Romantic attraction is a feeling that causes people to desire a romantic relationship with a specific other person. Many asexual people experience romantic attraction even though they do not feel sexual attraction. Sometimes this romantic attraction is directed towards a specific gender, giving asexuals who experience it a "romantic orientation" that is different from their sexual orientation. Other asexual people do not feel romantic attraction, and classify themselves as aromantic as well as asexual. It is speculated that aromantic but sexual people also exist.

What exactly constitutes a romantic relationship or romantic attraction is difficult to define, and some asexuals reject the romantic/aromantic dichotomy altogether. Some define a person's approach to relationships as partner- or community-based. Partner-based intimacy takes place between an exclusive pair of people, whether or not this pair of people is sexual or traditionally "romantic". Community-based intimacy takes place between a group of more than two people. People who depend on community-based intimacy do not see a need to pair off into couples, but this does not necessarially mean that they are less capable of forming strong emotional connections with others. Relevant podcast

Sensual Attraction

Some asexuals report a desire to do sensual (but not sexual) things with certain people, especially relating to tactile sensuality such as cuddling. This experience can be classified as sensual attraction. Some asexuals are uncomfortable with this classification, since they can also get sensual pleasure from nonhuman objects such as pillows, paintings, or pets, to which they do not consider themselves "attracted". It is also sometimes difficult to fully distinguish sensual things from sexual ones in a relationship, especially between sexual people. Relevant thread

Sensual attraction is distinct from romantic attraction, because some asexuals desire romantic relationships without sensuality in them, and other asexuals desire sensuality without romantic committment.

Aesthetic Attraction

Some asexuals report feeling an attraction to other people that is not connected to a desire to do anything with them, either sexually or romantically. They merely enjoy observing these people. This is called aesthetic attraction because it is thought to be similar to other aesthetic desires, such as the desire to keep listening to a good song or to keep looking at a beautiful sunset.

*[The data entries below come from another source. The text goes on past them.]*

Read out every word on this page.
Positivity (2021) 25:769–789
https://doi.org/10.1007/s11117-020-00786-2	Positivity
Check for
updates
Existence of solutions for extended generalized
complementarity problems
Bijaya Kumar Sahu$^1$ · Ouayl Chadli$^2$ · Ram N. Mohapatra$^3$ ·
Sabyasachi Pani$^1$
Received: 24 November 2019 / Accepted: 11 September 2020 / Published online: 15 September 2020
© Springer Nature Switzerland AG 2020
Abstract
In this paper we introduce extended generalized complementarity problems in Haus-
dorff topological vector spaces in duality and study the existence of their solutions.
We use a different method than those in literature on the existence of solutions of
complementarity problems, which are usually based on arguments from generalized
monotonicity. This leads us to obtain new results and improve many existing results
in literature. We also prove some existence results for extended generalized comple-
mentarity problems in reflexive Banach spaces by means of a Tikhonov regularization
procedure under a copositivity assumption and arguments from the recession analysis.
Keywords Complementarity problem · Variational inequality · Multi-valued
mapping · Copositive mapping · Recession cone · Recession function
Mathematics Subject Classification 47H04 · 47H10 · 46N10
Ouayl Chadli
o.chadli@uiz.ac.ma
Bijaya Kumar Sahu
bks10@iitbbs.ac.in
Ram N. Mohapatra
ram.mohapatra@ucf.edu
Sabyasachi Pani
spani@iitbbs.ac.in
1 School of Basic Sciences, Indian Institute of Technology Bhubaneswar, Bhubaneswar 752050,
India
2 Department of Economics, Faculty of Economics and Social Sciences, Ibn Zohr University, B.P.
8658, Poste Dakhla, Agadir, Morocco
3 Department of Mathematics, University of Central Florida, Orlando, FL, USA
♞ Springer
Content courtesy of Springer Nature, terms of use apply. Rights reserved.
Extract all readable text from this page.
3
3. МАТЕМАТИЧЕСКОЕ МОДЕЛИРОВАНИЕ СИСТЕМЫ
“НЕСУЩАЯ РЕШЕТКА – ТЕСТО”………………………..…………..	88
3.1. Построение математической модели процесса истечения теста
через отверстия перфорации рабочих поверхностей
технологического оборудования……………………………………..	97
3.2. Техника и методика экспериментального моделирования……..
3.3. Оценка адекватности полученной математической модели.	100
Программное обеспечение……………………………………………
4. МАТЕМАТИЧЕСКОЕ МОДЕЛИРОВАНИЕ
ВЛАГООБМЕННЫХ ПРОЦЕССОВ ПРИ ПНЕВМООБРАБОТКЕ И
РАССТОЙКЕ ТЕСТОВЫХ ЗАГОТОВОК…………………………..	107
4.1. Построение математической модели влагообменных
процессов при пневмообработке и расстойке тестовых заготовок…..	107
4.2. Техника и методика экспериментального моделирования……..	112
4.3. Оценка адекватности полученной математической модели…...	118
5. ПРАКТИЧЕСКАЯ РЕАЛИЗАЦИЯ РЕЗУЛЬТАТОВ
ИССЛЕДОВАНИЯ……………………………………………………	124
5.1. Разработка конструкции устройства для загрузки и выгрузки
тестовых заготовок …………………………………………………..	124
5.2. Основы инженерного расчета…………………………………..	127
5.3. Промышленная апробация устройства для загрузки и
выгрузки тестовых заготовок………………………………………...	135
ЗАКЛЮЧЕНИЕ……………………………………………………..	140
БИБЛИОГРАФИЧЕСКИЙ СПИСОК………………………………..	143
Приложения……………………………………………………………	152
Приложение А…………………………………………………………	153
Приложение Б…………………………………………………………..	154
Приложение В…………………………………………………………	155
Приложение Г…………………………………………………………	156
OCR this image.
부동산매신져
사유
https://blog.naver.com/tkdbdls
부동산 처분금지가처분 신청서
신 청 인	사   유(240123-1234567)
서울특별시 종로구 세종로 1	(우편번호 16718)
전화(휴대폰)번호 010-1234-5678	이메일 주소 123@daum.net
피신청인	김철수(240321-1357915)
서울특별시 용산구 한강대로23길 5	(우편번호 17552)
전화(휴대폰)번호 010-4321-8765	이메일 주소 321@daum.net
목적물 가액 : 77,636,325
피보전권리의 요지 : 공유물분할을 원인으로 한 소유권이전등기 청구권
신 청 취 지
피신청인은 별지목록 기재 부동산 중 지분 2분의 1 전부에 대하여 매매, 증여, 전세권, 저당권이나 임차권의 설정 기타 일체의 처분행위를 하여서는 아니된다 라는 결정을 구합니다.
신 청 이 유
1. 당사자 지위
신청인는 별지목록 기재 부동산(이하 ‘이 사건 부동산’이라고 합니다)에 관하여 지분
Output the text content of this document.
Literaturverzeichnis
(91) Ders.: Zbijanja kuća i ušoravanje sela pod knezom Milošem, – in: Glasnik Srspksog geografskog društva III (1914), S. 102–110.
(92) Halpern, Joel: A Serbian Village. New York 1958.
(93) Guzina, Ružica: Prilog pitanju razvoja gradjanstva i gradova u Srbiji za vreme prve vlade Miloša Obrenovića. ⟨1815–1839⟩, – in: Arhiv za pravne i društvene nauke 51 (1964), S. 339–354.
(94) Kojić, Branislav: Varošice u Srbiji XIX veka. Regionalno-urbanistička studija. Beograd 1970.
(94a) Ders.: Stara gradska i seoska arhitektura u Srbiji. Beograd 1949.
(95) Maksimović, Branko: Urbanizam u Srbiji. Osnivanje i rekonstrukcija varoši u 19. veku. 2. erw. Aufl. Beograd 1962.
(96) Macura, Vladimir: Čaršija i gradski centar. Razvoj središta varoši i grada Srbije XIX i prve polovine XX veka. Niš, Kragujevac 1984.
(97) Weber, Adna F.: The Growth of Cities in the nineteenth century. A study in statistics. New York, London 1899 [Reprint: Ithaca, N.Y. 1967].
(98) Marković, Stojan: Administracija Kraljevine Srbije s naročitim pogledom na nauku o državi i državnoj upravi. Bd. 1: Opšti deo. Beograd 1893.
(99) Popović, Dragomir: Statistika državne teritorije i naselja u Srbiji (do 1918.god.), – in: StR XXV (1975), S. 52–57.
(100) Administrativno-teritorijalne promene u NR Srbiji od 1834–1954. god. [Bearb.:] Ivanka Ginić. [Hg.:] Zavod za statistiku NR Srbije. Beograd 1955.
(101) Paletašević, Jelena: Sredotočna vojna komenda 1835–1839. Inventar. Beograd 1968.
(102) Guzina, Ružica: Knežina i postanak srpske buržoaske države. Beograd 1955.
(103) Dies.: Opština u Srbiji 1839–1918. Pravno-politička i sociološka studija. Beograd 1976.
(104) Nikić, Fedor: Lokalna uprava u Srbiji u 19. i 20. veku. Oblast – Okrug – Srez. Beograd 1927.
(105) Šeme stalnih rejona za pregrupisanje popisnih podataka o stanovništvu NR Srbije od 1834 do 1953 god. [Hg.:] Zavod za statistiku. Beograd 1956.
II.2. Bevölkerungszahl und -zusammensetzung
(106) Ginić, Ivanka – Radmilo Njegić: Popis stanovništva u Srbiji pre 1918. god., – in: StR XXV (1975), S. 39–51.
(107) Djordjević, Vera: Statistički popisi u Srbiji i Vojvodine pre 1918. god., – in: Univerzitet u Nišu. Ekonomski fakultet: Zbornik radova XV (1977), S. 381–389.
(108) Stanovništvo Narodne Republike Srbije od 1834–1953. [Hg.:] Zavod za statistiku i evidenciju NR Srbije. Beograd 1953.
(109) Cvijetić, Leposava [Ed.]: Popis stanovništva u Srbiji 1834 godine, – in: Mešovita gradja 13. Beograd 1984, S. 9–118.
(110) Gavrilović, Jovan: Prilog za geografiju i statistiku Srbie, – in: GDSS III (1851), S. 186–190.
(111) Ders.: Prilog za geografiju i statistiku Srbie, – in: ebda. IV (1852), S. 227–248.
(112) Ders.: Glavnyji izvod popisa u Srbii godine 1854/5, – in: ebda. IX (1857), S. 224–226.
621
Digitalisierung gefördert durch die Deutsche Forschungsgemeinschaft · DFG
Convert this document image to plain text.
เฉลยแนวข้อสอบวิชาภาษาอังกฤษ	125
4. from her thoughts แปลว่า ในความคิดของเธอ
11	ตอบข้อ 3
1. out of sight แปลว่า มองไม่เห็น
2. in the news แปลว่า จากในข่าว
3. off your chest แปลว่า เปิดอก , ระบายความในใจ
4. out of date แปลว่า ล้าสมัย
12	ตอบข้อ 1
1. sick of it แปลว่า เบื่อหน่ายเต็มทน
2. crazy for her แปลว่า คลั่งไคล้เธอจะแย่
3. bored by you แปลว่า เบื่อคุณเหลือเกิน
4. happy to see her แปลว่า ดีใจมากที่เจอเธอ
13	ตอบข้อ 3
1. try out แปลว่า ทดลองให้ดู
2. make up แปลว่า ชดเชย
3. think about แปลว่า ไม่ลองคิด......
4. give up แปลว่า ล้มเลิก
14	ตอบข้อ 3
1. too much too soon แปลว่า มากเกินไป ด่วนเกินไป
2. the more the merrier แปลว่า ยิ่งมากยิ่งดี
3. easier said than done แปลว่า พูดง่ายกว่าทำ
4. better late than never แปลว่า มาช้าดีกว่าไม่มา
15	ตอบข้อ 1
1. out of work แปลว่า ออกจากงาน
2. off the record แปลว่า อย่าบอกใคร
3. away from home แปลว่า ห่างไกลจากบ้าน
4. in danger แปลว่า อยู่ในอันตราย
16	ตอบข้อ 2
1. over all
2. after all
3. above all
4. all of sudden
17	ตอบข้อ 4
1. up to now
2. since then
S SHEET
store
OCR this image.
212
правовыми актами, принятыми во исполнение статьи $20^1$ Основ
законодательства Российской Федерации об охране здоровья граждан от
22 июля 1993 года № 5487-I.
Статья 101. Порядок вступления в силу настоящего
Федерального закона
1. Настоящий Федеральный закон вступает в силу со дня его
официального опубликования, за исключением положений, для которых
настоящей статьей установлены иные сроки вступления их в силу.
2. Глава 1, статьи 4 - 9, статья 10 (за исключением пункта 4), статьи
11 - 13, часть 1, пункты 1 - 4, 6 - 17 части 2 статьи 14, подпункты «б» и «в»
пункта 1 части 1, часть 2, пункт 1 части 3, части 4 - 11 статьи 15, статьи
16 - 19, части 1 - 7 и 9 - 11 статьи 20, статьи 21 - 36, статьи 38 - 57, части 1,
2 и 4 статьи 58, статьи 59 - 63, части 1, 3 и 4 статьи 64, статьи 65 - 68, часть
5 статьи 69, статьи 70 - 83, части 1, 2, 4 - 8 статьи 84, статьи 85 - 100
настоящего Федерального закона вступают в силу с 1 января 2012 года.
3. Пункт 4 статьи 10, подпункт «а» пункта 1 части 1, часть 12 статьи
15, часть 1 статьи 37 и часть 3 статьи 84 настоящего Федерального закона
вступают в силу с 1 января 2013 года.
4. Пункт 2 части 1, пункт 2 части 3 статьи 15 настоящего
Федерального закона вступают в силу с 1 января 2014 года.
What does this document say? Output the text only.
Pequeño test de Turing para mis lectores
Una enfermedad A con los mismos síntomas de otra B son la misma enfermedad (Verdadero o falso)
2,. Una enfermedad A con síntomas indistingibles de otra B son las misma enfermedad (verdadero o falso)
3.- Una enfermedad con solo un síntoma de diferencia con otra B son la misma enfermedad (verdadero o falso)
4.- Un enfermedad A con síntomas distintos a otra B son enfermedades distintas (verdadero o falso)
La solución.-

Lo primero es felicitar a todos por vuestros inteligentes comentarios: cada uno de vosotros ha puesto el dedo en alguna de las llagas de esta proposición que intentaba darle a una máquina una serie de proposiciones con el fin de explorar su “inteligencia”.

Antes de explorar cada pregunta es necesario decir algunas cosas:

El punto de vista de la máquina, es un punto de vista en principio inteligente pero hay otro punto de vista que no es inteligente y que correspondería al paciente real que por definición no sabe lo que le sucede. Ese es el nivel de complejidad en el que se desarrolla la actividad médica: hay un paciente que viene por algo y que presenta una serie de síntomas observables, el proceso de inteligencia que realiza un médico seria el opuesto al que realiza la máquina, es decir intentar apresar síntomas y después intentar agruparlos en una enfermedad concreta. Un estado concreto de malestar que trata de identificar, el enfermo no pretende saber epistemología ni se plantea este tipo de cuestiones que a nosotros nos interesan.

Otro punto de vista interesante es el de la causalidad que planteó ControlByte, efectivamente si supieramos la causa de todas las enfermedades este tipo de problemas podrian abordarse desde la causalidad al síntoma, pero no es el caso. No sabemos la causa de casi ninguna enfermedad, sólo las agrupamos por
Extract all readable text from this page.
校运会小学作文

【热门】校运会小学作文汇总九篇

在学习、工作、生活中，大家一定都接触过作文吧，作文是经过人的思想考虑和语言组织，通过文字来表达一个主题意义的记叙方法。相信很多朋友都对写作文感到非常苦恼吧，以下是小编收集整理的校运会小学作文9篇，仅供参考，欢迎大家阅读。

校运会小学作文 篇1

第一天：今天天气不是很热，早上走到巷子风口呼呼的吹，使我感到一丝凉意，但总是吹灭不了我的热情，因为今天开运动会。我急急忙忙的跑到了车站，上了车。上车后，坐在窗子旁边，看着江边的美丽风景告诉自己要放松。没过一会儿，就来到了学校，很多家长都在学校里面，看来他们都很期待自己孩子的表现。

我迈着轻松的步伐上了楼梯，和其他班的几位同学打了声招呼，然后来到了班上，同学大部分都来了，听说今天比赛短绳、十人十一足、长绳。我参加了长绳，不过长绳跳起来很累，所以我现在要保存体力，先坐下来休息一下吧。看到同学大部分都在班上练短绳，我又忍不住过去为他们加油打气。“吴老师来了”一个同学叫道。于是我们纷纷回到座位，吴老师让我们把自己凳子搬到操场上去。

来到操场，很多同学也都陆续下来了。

It is possible to define aesthetic attraction as a subset of sensual attraction, since the act of observing a person's appearance or behaviour can be thought of as pleasure involving the sense of vision (or sometimes hearing). Some asexuals reject the concept of aesthetic attraction for the same reason that they reject the concept of sensual attraction - i.e. it feels the same to them with people as it does to inanimate objects and other things that they do not generally think of themselves as being "attracted" to.